San Francisco Modern Architecture Landmarks

With its busy cable cars, multicultural neighborhoods and a blue, blue bay, San Francisco inspires passionate loyalty in those who love her. The artistic and business heart of Northern California, "The City" is beloved for the European flair of its turn-of-the-century Victorian houses and apartments, but also for the shiny, brash modern buildings in the financial district.

Transamerica Pyramid

  • Like Paris' Eiffel Tower, San Francisco's Transamerica Pyramid was not greeted with open arms when developers released plans for the uniquely pointed skyscraper in 1969. Architect William L. Pereira argued that the pyramid shape was ideal for a skyscraper in San Francisco's busy financial district as it allowed extra sunlight into the adjacent streets, but popular opinion was very much against him. Today the Pyramid is, at 853 feet tall, the best known building in the skyline of The City. The outer walls of the pyramid are covered with crushed quartz, making the building look like it is forever bathed in moonlight.

Transbay Center

  • It isn't your ordinary train station. The Transbay Transit Center began as a visionary project to create a “Grand Central Station of the West,” set in a neighborhood as new and modern as the transportation hub. The enormous Transit Center connects San Francisco to outlying areas as well as the rest of the state by housing 11 transit systems including Greyhound, AC Transit, Amtrak, BART, SamTrans, Caltrain, Golden Gate Transit, Muni and the High Speed Rail from Los Angeles/Anaheim. The project, designed by Pelli Clarke Pelli Architects, broke ground in 2013. In addition to uniting myriad transit lines in a five-story, steel-and-glass building, the project offers a 5.4-acre rooftop park in downtown San Francisco, designed by PWP Landscape Architecture.

555 California Street

  • It entered the world in 1969 as the Bank of America Building, a 52-story skyscraper in The City's financial district, intended to house the home office of the prosperous Bank of America in fit accommodations.
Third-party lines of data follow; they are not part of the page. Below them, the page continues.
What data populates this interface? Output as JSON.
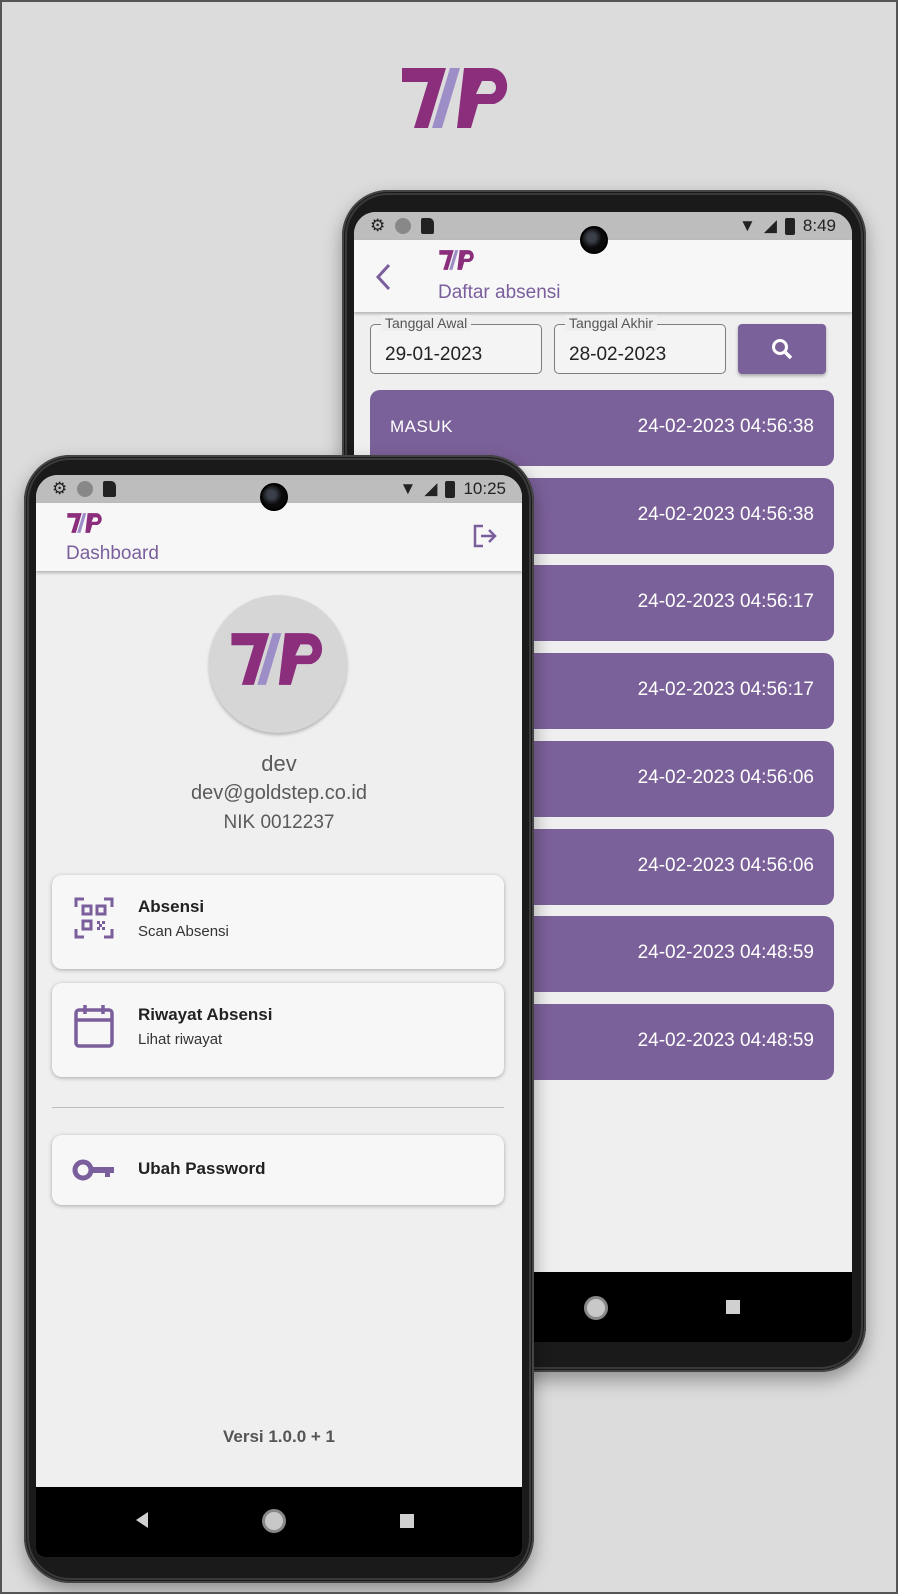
{
  "colors": {
    "brand_purple": "#8b2e7c",
    "brand_lilac": "#9e8ec8",
    "accent": "#7b6199",
    "statusbar": "#bdbdbd"
  },
  "back_phone": {
    "status_time": "8:49",
    "appbar": {
      "title": "Daftar absensi",
      "back_icon": "chevron-left-icon"
    },
    "filters": {
      "start_label": "Tanggal Awal",
      "start_value": "29-01-2023",
      "end_label": "Tanggal Akhir",
      "end_value": "28-02-2023",
      "search_icon": "search-icon"
    },
    "attendance": [
      {
        "type": "MASUK",
        "time": "24-02-2023 04:56:38"
      },
      {
        "type": "",
        "time": "24-02-2023 04:56:38"
      },
      {
        "type": "",
        "time": "24-02-2023 04:56:17"
      },
      {
        "type": "",
        "time": "24-02-2023 04:56:17"
      },
      {
        "type": "",
        "time": "24-02-2023 04:56:06"
      },
      {
        "type": "",
        "time": "24-02-2023 04:56:06"
      },
      {
        "type": "",
        "time": "24-02-2023 04:48:59"
      },
      {
        "type": "",
        "time": "24-02-2023 04:48:59"
      }
    ]
  },
  "front_phone": {
    "status_time": "10:25",
    "appbar": {
      "title": "Dashboard",
      "logout_icon": "logout-icon"
    },
    "profile": {
      "name": "dev",
      "email": "dev@goldstep.co.id",
      "nik": "NIK 0012237"
    },
    "menu": [
      {
        "title": "Absensi",
        "subtitle": "Scan Absensi",
        "icon": "qr-scan-icon"
      },
      {
        "title": "Riwayat Absensi",
        "subtitle": "Lihat riwayat",
        "icon": "calendar-icon"
      },
      {
        "title": "Ubah Password",
        "subtitle": "",
        "icon": "key-icon"
      }
    ],
    "version": "Versi 1.0.0 + 1"
  }
}
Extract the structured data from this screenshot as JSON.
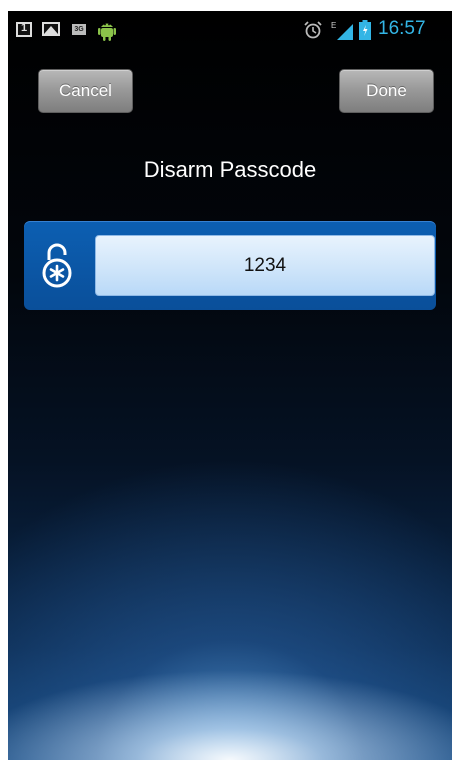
{
  "status_bar": {
    "time": "16:57",
    "time_color": "#33b5e5",
    "icons": [
      "calendar-icon",
      "gallery-icon",
      "3g-icon",
      "android-icon",
      "alarm-icon",
      "signal-icon",
      "battery-icon"
    ],
    "network_badge": "3G",
    "signal_type": "E"
  },
  "toolbar": {
    "cancel_label": "Cancel",
    "done_label": "Done"
  },
  "title": "Disarm Passcode",
  "passcode": {
    "value": "1234",
    "icon": "lock-icon",
    "panel_color": "#0b56a6"
  }
}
The modern structure's thousands of bay windows mirror the bay windows in San Francisco's renowned Victorian buildings. The skyscraper is covered in rich carnelian granite, as is the entire area around it: the nearby plaza and the adjoining sidewalks. In 1998, Bank of America moved its headquarters east and the building became known by its address: 555 California Street.

St. Regis

  • San Francisco is not short on deliciously decadent hotels, but the St. Regis stands out in its location on Mission near the Yerba Buena Gardens because it represents a fusion of the old with the new. It is a 42-story skyscraper that neatly incorporated a historic San Francisco structure, the Williams Building, into the tower; the work was completed in 2005. The St. Regis Tower offers guest suites in the five-star St. Regis Hotel as well as 90 luxury condominiums, an underground garage and the Museum of the African Diaspora.